A ‘new wave’ of nuclear energy:

The primary reason for the current nuclear renaissance at this time is because of the ‘fear of climate change’. It is so ironic that the ‘fear of nuclear’ was the primary reason for continued use of fossil fuels that eventually caused our alleged climate concerns. The shift to renewable wind and solar to address climate change will eventually have an unintended ‘favorable’ consequence for more nuclear energy.

Currently the US produces the most nuclear reactor net capacity of clean commercial electrical power (30%) worldwide with France a distance second. Based on the documented 55 Gen3+ nuclear reactors currently under construction around the world, the United States clean nuclear electricitical capacity will drop all the way down to 8th place on the list of countries that will out produce us. Of course, China will lead the world in clean nuclear energy capacity.

After a forty year absence from building nuclear reactors in the US, it is still the leader in designing nuclear reactors for the future. The next generation, referred to as Gen4, are walk away safe small modular reactors (SMR) still based on solid fuel rods like the existing nuclear fleet except they are self contained factory built vessels that won’t melt down. Another Gen4 reactor design is the use of liquid fuel instead of solid fuel rods.

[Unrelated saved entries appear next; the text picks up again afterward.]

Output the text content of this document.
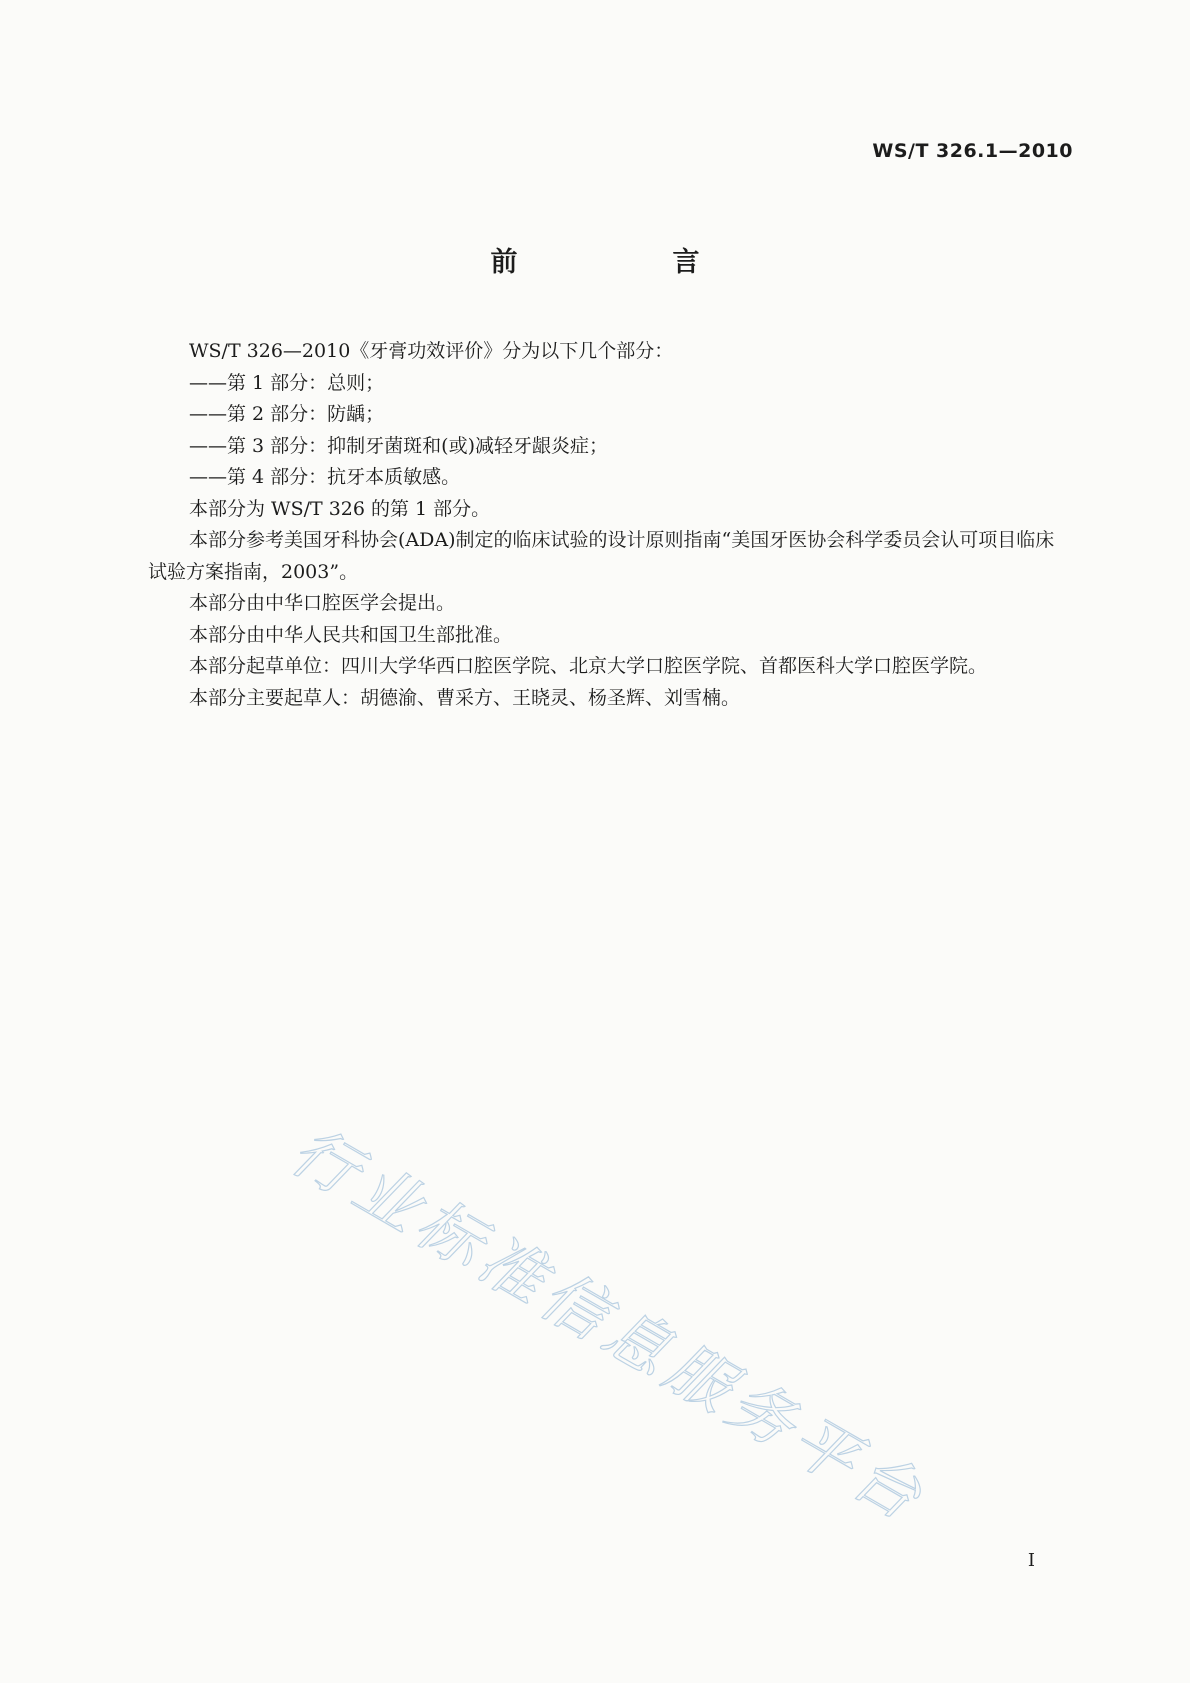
WS/T 326.1—2010
前　言

WS/T 326—2010《牙膏功效评价》分为以下几个部分：

——第 1 部分：总则；

——第 2 部分：防龋；

——第 3 部分：抑制牙菌斑和(或)减轻牙龈炎症；

——第 4 部分：抗牙本质敏感。

本部分为 WS/T 326 的第 1 部分。

本部分参考美国牙科协会(ADA)制定的临床试验的设计原则指南“美国牙医协会科学委员会认可项目临床试验方案指南，2003”。

本部分由中华口腔医学会提出。

本部分由中华人民共和国卫生部批准。

本部分起草单位：四川大学华西口腔医学院、北京大学口腔医学院、首都医科大学口腔医学院。

本部分主要起草人：胡德渝、曹采方、王晓灵、杨圣辉、刘雪楠。

行业标准信息服务平台
I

The US is now on a fast track with NuScale’s first SMR nuclear power facility (with 12 small reactors) scheduled for 2026. The plant will be owned by Utah Associated Municipal Power System, built at Idaho National Labs and could generate enough power for about 540,000 homes. Terrestrial Energy is also on a fast track with Canada’s first Integrate Molten Salt Reactor (IMSR) power plant being sited at the Canadian Nuclear Laboratories near Montreal.

This ‘new-wave’ of nuclear power has already pushed into the GEN5 development cycle with Molten Chloride Salt Fast Reactors (MCSFR), scheduled for the 2030’s. These MCSFR power plants will use existing spent and depleted uranium fuels in liquid form and will completely eliminate stored solid fuel rods and the long term need for the proposed interim storage facility known as HI-STORE CISF in Carlsbad, NM.